The objective of this study was to assess the level of knowledge, attitudes, beliefs and practices regarding Breast Self-Examination (BSE) among female students at Rusangu University main campus in Zambia. The sample consisted of 180 female students. Data was collected using a self-administered questionnaire. Descriptive and inferential statistics were derived using SPSS V20.0 and Microsoft Excel 2016. Results showed that participants, who had heard about BSE 137 (76.1%), had a satisfactory level of knowledge and the main sources of information were mass media, friends/relatives, nurses and doctors.

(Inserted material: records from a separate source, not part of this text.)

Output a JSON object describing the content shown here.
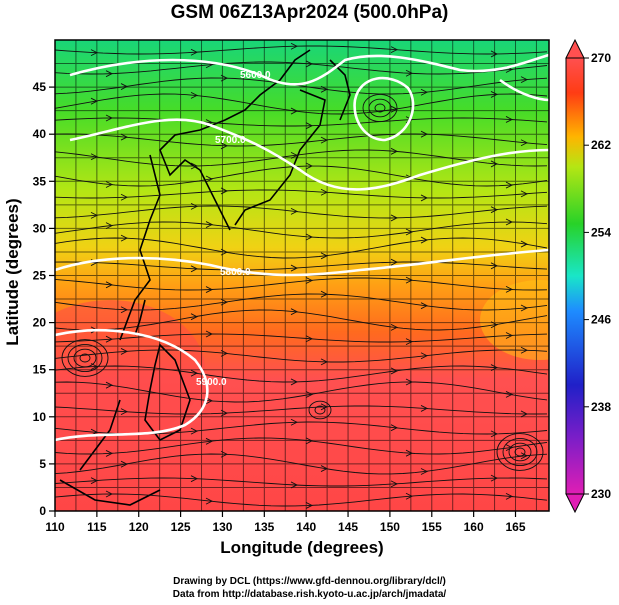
{
  "title": "GSM 06Z13Apr2024 (500.0hPa)",
  "chart_data": {
    "type": "heatmap",
    "variable": "temperature",
    "level": "500.0hPa",
    "xlabel": "Longitude (degrees)",
    "ylabel": "Latitude  (degrees)",
    "xlim": [
      110,
      169
    ],
    "ylim": [
      0,
      50
    ],
    "xticks": [
      "110",
      "115",
      "120",
      "125",
      "130",
      "135",
      "140",
      "145",
      "150",
      "155",
      "160",
      "165"
    ],
    "yticks": [
      "0",
      "5",
      "10",
      "15",
      "20",
      "25",
      "30",
      "35",
      "40",
      "45"
    ],
    "colorbar": {
      "min": 230,
      "max": 270,
      "ticks": [
        "270",
        "262",
        "254",
        "246",
        "238",
        "230"
      ],
      "colors": [
        "#e01eb4",
        "#2020c8",
        "#1e8cff",
        "#19e6c8",
        "#28d228",
        "#e6e61e",
        "#ff9600",
        "#ff3c14",
        "#ff5050"
      ]
    },
    "contour_labels": [
      "5600.0",
      "5700.0",
      "5800.0",
      "5900.0"
    ],
    "grid": true
  },
  "credits": {
    "line1": "Drawing by DCL (https://www.gfd-dennou.org/library/dcl/)",
    "line2": "Data from http://database.rish.kyoto-u.ac.jp/arch/jmadata/"
  }
}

A general negative attitude (mean response=0.77 on scale of 2; standard deviation=0.80) towards BSE was reported, however the respondent’s beliefs were positive (cumulative mean of 68% corresponding with Bloom’s variable cut-off points=1.35 on a scale of 2). Of the 180 respondents 100 (55.6%) reported to have practiced BSE, among whom good practices (cumulative mean=95.5%) were portrayed. Moderate correlations between knowledge and practices (r=0.495) were found, whereas a low degree of correlation between attitudes and practices (r=0.024), as well as beliefs and practices (r=0.112) were found. In conclusion, more regular and intensified BSE awareness programs among university students are essential to improve knowledge and practices. Further research needs to be done on how to use contemporary methods to disseminate BSE information, in order to improve knowledge, attitudes, beliefs and practices regarding BSE especially among university students.